The International Monetary Fund, IMF, has lamented that the current policies of the Nigerian government have not been to clearly move the country’s economy forward.
In a statement released on Wednesday, IMF said its position was based on its review of Nigeria’s recent economic and financial development and reform implementation.
It was led its mission chief for Nigeria, Amine Mati in Lagos on September 25 and in Lagos on October 7.
At the end of the assessment, Mr Mati said a slow economic recovery is continuing, inflation is falling, while external buffers are declining in the face of increased portfolio outflows.
He said elevated fiscal deficits currently rely on Central Bank of Nigeria financing, thus complicating monetary policy stance.
He said action on a coherent and coordinated set of policies is urgently needed to reduce vulnerabilities and increase growth over the medium term.
He said, “The pace of economic recovery remains slow, as depressed private consumption and investors’ wait-and-see attitude kept growth in the first half of the year at two per cent, a rate significantly below population growth.

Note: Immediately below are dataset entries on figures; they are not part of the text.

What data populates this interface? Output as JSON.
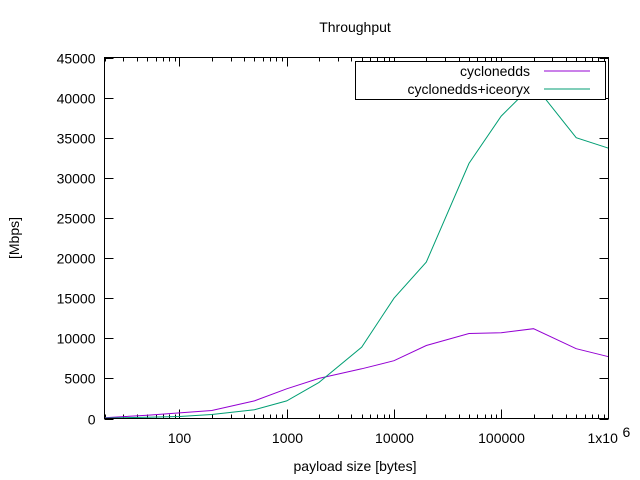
{
  "chart_data": {
    "type": "line",
    "title": "Throughput",
    "xlabel": "payload size [bytes]",
    "ylabel": "[Mbps]",
    "x_scale": "log",
    "xlim": [
      20,
      1000000
    ],
    "ylim": [
      0,
      45000
    ],
    "x_ticks": [
      {
        "value": 100,
        "label": "100"
      },
      {
        "value": 1000,
        "label": "1000"
      },
      {
        "value": 10000,
        "label": "10000"
      },
      {
        "value": 100000,
        "label": "100000"
      }
    ],
    "x_end_tick": {
      "value": 1000000,
      "label": "1x10",
      "exponent": "6"
    },
    "y_ticks": [
      0,
      5000,
      10000,
      15000,
      20000,
      25000,
      30000,
      35000,
      40000,
      45000
    ],
    "grid": false,
    "legend_position": "top-right",
    "series": [
      {
        "name": "cyclonedds",
        "color": "#9400d3",
        "points": [
          [
            20,
            100
          ],
          [
            50,
            400
          ],
          [
            100,
            700
          ],
          [
            200,
            1000
          ],
          [
            500,
            2200
          ],
          [
            1000,
            3700
          ],
          [
            2000,
            5000
          ],
          [
            5000,
            6200
          ],
          [
            10000,
            7200
          ],
          [
            20000,
            9100
          ],
          [
            50000,
            10600
          ],
          [
            100000,
            10700
          ],
          [
            200000,
            11200
          ],
          [
            500000,
            8700
          ],
          [
            1000000,
            7700
          ]
        ]
      },
      {
        "name": "cyclonedds+iceoryx",
        "color": "#009e73",
        "points": [
          [
            20,
            50
          ],
          [
            50,
            150
          ],
          [
            100,
            250
          ],
          [
            200,
            500
          ],
          [
            500,
            1100
          ],
          [
            1000,
            2200
          ],
          [
            2000,
            4500
          ],
          [
            5000,
            8900
          ],
          [
            10000,
            15000
          ],
          [
            20000,
            19500
          ],
          [
            50000,
            31800
          ],
          [
            100000,
            37700
          ],
          [
            200000,
            41700
          ],
          [
            500000,
            35000
          ],
          [
            1000000,
            33700
          ]
        ]
      }
    ]
  }
}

“Headline inflation has fallen, reaching its lowest level since January 2016, helped by lower food price inflation.
“Spurred by one-off increases in imports, the current account turned into a deficit in the first half of 2019 after three years of surpluses.
“Gross international reserves have fallen to below $42bn at end-August 2019, mainly reflecting a decline in foreign holdings of short-term securities and equity.
“The exchange rate in various windows remained stable, helped by steady sales of foreign exchange by the Central Bank of Nigeria.”